“Вот они какие, эти богатые люди…”

При Наполеоне такой юноша, как Жюльен Сорель, мог быстро сделать блестящую карьеру. Но политические ветры в тот момент, когда мы встречаемся с молодым героем Стендаля, дуют уже в иную сторону. Жюльен Сорель неоднократно убеждается в этом. “Как-то раз, прогуливаясь в одиночестве по семинарскому саду, он услышал разговор каменщиков, чинивших ограду:

-Ну, вот, пришел и наш черед. Новый набор объявили!

-Да, когда тот был – что же, в добрый час! Из каменщика ты офицером делался, а то и генералом, видали такие случаи.

-Теперь, брат, уже не увидишь! Одна голытьба в солдаты идет. А тот, у кого в кармане позвякивает, дома остается”.

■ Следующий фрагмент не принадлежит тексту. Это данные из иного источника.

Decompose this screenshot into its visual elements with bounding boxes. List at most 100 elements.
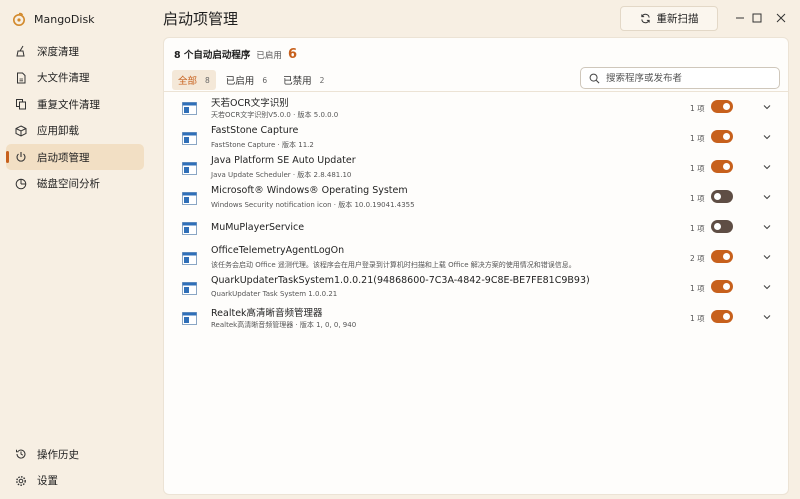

Жюльен доволен тем, что вовремя догадался переменах. Во Франции правит король, которого окружают никчемные люди, подобные мэру города Верьера господину де Реналю. Они если и снисходят до представителей третьего сословия, то только в двух случаях: когда у тех есть деньги, желательно большие, тогда голос аристократа звучит ниже и вкрадчивее; и тогда, когда “люди голубой крови” нуждаются в них как в слугах, в этом случае аристократы смотрят на них с нескрываемым презрением. Ни то, ни другое Жюльена не устраивало. А господин де Реналь обращался с воспитателем своих детей, как с прислугой. Он, при всяком удобном случае подчеркивающий древность своего рода, получает одновременно удовольствие, постоянно унижая достоинство Жюльена, совсем как безграмотный старик Сорель, но более утонченно.

Однажды в присутствии Жюльена господин де Реналь начал швырять камни в крестьянскую девочку, осмелившуюся пройтись запретной дорожкой его сада. Жюльен воспринимает эту скотскую выходку мэра как личное оскорбление и предупреждение на свой счет: “Всяк сверчок знай свой шесток”. “Такие минуты делают робеспьерами”,-замечает Стендаль. И эта вскользь брошенная писателем реплика помогает читателю представить, что в тот момент творилось в душе Жюльена Сореля – одаренного и честолюбивого простолюдина.

Господин де Реналь, хозяин города и “владелец замка”, соперничающий в пошлости с презираемыми им же самим мещанами, ведет себя как заправский буржуа по отношению к воспитателю своих детей. Еще бы, ведь он и “родовит”, и при деньгах, а Жюльен Сорель не обладает ни тем, ни другим. Поэтому отказ Жюльена от “подарка” госпожи де Реналь, хотя и искреннего, но унижающего достоинство юноши, вызывает страшное негодование господина де Реналя: “Как!.. И вы допустили, что вам отказал ваш слуга?” Сам же господин мэр в свое время не смог отказаться от “гвоздильной фабрики”, хотя уже с 1815 г. “стыдится того, что он фабрикант”.

Ничуть не лучше ведут себя столичные аристократы. С той только разницей, что Жюльен, как представитель третьего сословия, недостоин даже того, чтобы над ним потешались. “Мы обходим молчанием, – замечает Стендаль, – множество всяких маленьких приключений, которые могли бы выставить Жюльена в смешном виде, если бы он по своему положению не считался, в сущности, недостойным того, чтобы над ним потешались”.

Стендаль, проведя своего героя через все пытки оскорбленной гордости, которыми Жюльену приходилось расплачиваться за свое продвижение в обществе, с сарказмом рисует верхушку французской государственной пирамиды. Все эти завсегдатаи особняка графа де Ла-Моль, кичащиеся своими родословными, готовы, без тени смущения, ради расправы с инакомыслием, предать родину, призвав на защиту своих сословных привилегий иностранные войска. Ну что ж, может быть, и прав был брат мадемуазель де Ла-Моль, в преддверии революции 1830 г., предупреждая свою сестру относительно Жюльена: “Берегись этого молодого человека с его энергичным характером!.. Начнись опять революция, он всех нас отправит на гильотину”.